A natural variation (actually a little easier, I think): what quadrilaterals (or tetrahedra) have as their midpoint quadrilateral a rectangle? Then, putting the two problems together, a square?

3. February 12, 2007 am28 2:03 am 2:03 am

I am not following the logic for “For a tetrahedron, it means that the “midpoint quadrilateral” is a rhombus only if the corresponding pair of opposite sides of the tetrahedron have equal lengths.” If a quad is a special case of a tetrahedron, wouldn’t what holds for the tetr hold for the quad? And in this case, opposite sides cogruent is neither necessary nor sufficient for the quad.

Have I goofed?

February 12, 2007 am28 5:46 am 5:46 am

Sorry, this is what I get for assuming that everyone else has the same picture in their heads that I do :-)

A tetrahedron has 6 edges. Let’s say the tetrahedron is ABCD, with edges AB, BC, CD, DA, AC and BD. These correspond to the 4 sides and two diagonals of a quadrilateral — if you pick one vertex of the quadrilateral up out of the plane, you can’t tell whether the segments connected to it were sides or diagonals any more.

We only want a quadrilateral, so we pick only 4 edges of the tetrahedron. For instance, I chose AB, BC, CD and DA, leaving out one pair of opposite edges (AC and BD). There were 2 other ways I could have done this (excluding AB and CD or excluding AD and BC). Now, when I take the midpoints of those 4 edges, I’m making a particular choice: I’m identifying those 4 edges with the edges of a quadrilateral, which leaves the other two edges to be the diagonals. Thus, the condition “two opposite edges are equal” for a tetrahedron corresponds to the condition “diagonals are equal” for a quadrilateral.

There are 3 different ways that I can choose a “midpoint quadrilateral” of a tetrahedron; having one pair of opposite sides equal only insures that I get one “midpoint rhombus.” It does show something else, though: suppose I have a quadrilateral. I take the midpoints of the two diagonals and two opposite sides and join them. The resulting quadrilateral is a rhombus if and only if the other two sides are equal.

5. February 12, 2007 am28 6:30 am 6:30 am

OK, I make sense out of this by saying: in the planar (degenerate) tetrahedron, two edges are reduced to diagonals… Maybe we are better off looking for the centroid tetrahedron of a tetrahedron. But this goes beyond what I am comfortable playing with quick answers to.

February 12, 2007 pm28 6:10 pm 6:10 pm

Possible question: I haven’t tried this out myself yet.

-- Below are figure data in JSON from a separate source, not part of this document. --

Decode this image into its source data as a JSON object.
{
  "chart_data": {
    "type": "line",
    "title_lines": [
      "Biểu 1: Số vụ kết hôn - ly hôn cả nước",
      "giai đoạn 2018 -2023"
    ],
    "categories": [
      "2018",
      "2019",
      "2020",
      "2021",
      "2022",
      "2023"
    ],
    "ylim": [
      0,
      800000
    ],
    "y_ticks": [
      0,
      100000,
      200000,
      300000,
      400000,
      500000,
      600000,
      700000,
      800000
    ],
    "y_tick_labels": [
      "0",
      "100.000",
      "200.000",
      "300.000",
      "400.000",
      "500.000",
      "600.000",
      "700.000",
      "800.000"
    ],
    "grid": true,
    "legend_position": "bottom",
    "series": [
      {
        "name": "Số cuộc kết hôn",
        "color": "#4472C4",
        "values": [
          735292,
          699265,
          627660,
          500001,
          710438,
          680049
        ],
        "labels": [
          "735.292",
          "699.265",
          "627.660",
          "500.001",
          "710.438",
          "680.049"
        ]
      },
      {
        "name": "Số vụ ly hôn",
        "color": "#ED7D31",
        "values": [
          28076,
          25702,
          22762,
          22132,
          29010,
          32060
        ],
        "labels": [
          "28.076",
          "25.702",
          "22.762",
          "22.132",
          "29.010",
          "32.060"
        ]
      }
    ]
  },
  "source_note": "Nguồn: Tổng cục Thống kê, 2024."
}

Quadrilateral B is formed by joining the midpoints of the sides of Quadrilateral A. If Quadrilateral A is similar to Quadrilateral B, what possible forms can Quadrilateral A take. (Simple case: a Square, but are there other answers?)

February 12, 2007 pm28 9:22 pm 9:22 pm

An excellent question, Clueless — Jonathan’s theorem again gives us that the quadrilateral must be a parallelogram to start. Every parallelogram is defined by two side lengths and one angle measure. I think that if you give me two of these values, there will always be a unique value of the third parameter which makes such a parallelogram. (Actually, with one caveat: the parallelogram with sides a, b and angle t is the same as the parallelogram with sides a, b and angle 180 – t.)

For example, I believe that a parallelogram with sides of length 1 and phi (= (rt(5) – 1)/2) and an angle of 60 degrees is such a figure.